For Marketing: Need the strain info to create graphics and creatives.
For Budtenders: Use them as a tool for education and upselling — especially when highlighting terp content.
For Operations: Higher testing products often command higher wholesale prices. Low-testing or failed batches may get diverted to infused pre-rolls or concentrates.
For Compliance: Required for product transfers, final sale, or inclusion in wholesale manifests and e-commerce listings.
Types of Tests
There are two common levels of testing:
Full Panel: Includes potency (THC/CBD), terpene profile, heavy metals, pesticides, microbials, residual solvents, and moisture content.
QC Panel (Quality Check): Usually potency only — used for internal checks, retests, or quick compliance validation.
Batch Testing Guidelines
In New Mexico, test results can be applied to 15 lb increments of flower per batch. Other states have different limits or requirements, but the idea is the same — each test is batch-specific and must be traceable.
The Operational Pain Point
COAs are sent as PDFs — hard to track at scale. Managing them across batches, product lines, and SKUs means downloading, renaming, organizing, and sometimes manually copying over key test data like THC% or terpenes into menus and sales sheets. For wholesalers, this can get out of hand fast.
Common Features of COA Hosting Services
Cloud storage of test results
Integration with labs (auto-pulling data directly)
API or embed options for menus and e-commerce
Customer-facing QR codes on packaging
Advanced search by strain, batch, date, etc.
Alerting for expiring or failed COAs
What is COA Hosting?
COA hosting is the digital storage and sharing of Certificates of Analysis — test results for flower, edibles, concentrates, and other products — typically in PDF form, but often broken down into structured data like potency, contaminants, terpenes, etc. These platforms:
Store and organize COAs in a cloud-accessible format
Allow producers, labs, retailers, and even consumers to view or download the COA
Often include embedded sharing links (QR codes, website widgets)
COA Hosting Services
Pricing Reality in This Space
Unlike SaaS platforms where you subscribe purely for COA hosting, in this industry COA delivery is predominantly a component of lab testing services:
Labs pay for a LIMS like Confident or TagLeaf.

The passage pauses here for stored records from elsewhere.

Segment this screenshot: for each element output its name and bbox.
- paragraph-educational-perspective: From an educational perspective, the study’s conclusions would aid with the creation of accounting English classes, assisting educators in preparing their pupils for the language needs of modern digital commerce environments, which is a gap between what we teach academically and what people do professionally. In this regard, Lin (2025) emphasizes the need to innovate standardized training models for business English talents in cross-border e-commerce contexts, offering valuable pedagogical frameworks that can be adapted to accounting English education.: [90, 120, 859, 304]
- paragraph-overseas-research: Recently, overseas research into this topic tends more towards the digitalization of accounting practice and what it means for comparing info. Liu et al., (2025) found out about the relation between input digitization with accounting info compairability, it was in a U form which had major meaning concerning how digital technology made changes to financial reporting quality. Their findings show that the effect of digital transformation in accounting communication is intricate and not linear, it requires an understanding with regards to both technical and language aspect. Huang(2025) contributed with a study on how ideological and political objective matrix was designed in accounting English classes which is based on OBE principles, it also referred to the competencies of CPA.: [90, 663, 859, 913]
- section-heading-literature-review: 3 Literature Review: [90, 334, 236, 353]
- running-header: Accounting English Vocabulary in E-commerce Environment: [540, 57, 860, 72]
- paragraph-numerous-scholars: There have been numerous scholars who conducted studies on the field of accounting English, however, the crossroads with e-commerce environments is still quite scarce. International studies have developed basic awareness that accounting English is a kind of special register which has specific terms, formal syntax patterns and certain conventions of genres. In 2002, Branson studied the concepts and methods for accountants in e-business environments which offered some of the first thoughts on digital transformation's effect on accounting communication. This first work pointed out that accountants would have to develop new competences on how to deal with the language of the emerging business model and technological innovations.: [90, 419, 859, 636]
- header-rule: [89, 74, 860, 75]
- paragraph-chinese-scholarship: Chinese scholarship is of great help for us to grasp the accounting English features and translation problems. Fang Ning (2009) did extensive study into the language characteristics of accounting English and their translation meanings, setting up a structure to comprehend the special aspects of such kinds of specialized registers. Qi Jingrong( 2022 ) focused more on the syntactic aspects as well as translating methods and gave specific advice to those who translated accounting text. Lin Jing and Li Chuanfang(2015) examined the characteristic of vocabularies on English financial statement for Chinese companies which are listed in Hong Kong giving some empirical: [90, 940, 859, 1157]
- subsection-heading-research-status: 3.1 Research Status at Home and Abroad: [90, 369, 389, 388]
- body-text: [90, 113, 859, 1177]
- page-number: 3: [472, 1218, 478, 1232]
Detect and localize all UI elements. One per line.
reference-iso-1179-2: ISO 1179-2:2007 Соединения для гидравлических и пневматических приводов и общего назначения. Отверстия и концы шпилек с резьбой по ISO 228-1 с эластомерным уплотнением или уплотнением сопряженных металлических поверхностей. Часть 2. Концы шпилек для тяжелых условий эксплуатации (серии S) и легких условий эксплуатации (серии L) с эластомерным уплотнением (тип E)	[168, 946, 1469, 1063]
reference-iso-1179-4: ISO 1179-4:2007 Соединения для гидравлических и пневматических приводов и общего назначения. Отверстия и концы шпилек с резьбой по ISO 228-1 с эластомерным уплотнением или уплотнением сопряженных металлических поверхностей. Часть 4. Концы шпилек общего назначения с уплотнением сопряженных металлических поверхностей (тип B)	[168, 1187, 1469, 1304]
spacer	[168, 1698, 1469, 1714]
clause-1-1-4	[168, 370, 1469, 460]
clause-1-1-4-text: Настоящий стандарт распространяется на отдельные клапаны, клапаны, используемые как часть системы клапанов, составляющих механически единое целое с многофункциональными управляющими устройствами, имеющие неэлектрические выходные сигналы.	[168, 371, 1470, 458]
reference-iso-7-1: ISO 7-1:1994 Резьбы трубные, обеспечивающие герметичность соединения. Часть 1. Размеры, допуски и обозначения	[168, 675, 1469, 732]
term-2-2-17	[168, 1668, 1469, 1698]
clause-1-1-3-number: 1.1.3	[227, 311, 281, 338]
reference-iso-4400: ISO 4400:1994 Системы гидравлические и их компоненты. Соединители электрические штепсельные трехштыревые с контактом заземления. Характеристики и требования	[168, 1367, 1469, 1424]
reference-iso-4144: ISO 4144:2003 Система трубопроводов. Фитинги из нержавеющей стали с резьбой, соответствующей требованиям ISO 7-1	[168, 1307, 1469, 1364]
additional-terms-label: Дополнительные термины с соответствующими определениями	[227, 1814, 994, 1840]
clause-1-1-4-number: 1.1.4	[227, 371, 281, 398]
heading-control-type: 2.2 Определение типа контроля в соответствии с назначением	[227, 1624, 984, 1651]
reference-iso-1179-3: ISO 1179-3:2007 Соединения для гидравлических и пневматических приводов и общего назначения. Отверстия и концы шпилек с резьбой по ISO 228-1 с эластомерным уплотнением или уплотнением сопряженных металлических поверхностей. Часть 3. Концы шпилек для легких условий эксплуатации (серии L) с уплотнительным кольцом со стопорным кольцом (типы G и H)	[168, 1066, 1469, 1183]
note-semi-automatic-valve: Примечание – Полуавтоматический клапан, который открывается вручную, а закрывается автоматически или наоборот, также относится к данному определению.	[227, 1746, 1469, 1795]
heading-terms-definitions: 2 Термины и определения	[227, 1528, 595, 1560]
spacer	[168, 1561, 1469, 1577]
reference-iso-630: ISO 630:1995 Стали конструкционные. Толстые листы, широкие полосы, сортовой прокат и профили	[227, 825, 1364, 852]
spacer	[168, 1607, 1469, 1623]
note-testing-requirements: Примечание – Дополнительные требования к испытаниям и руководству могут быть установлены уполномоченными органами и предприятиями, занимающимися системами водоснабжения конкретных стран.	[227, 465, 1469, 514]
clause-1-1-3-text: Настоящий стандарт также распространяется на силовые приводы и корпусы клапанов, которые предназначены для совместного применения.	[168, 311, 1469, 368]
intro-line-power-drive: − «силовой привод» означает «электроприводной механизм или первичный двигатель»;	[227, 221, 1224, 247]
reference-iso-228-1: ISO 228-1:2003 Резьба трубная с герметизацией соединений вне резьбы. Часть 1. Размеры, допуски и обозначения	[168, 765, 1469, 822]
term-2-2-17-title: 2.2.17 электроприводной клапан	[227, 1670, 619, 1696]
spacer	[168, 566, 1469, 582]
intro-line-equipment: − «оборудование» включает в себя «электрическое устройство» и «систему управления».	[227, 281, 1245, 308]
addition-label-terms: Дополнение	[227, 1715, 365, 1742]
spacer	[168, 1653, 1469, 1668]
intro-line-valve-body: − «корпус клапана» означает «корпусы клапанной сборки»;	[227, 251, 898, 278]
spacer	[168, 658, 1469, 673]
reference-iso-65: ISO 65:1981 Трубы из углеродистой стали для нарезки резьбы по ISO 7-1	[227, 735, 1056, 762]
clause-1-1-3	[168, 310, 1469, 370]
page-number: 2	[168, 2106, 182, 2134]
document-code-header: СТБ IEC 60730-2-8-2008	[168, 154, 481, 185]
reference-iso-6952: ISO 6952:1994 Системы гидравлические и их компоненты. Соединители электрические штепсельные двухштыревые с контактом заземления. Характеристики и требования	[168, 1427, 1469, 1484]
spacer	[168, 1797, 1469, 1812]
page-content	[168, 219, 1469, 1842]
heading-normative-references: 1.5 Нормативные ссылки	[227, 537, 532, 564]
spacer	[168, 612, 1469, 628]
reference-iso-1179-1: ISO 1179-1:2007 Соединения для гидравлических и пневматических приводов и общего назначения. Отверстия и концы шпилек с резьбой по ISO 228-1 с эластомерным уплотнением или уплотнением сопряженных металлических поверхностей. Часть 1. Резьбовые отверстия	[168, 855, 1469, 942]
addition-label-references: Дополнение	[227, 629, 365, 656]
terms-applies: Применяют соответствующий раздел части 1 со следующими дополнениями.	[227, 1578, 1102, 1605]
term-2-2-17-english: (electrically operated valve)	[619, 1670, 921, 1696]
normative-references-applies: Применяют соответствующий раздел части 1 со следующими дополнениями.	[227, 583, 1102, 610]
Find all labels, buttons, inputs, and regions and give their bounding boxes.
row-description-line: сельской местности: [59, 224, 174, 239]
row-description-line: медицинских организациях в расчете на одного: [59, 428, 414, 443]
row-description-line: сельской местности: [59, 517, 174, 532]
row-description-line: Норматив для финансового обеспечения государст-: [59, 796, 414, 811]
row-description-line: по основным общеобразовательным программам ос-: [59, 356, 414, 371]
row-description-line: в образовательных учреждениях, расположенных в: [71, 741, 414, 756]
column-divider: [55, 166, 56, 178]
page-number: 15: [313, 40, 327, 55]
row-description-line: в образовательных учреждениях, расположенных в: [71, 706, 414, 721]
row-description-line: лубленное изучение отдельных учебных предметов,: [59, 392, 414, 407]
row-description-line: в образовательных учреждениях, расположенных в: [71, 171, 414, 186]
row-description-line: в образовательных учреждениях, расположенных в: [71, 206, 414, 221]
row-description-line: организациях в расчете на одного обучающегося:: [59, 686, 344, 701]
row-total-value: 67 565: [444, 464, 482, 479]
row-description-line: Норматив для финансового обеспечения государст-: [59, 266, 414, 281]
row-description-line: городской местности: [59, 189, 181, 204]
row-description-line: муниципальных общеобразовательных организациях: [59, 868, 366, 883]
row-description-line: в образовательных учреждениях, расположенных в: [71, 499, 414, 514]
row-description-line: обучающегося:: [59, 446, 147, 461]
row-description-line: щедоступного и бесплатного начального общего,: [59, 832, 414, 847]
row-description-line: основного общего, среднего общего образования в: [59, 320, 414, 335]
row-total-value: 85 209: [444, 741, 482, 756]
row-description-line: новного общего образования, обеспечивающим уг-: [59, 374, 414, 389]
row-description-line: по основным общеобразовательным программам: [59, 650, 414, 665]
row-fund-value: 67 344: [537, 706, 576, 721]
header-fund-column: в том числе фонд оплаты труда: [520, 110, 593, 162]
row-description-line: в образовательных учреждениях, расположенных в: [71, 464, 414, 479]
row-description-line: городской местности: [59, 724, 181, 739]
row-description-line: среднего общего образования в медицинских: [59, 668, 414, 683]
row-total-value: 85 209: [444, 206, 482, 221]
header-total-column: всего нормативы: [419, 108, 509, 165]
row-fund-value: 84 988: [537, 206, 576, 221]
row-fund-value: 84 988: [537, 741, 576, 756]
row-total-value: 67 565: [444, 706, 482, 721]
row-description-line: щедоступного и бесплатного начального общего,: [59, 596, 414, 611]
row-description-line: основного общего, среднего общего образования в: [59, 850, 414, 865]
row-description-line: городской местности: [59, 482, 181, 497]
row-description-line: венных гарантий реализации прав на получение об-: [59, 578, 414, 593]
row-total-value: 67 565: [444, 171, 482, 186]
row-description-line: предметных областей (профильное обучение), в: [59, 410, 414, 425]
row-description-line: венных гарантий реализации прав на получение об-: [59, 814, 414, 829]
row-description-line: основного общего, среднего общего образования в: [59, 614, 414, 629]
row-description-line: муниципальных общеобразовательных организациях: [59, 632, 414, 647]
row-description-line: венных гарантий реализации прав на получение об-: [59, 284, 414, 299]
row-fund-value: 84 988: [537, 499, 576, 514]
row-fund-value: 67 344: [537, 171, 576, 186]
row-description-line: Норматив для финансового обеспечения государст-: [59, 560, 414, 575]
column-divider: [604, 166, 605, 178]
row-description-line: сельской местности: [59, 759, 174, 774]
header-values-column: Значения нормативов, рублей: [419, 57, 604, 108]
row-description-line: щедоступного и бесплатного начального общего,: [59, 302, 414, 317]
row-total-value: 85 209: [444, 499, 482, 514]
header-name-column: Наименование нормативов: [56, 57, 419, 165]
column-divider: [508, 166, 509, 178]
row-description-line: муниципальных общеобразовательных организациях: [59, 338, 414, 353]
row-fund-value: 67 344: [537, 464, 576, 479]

Producers access COAs at no extra cost as part of their lab service package — the portal access is bundled with testing fees.
Quote‑based pricing means you engage with sales reps for volume, portals, integrations, and API access pricing.
For most producers building automation, it means you leverage the lab’s COA portal (Confident, TagLeaf, Kaycha) and then use your internal systems (Sheets/automation) to pull and store the raw PDFs, then parse via AI.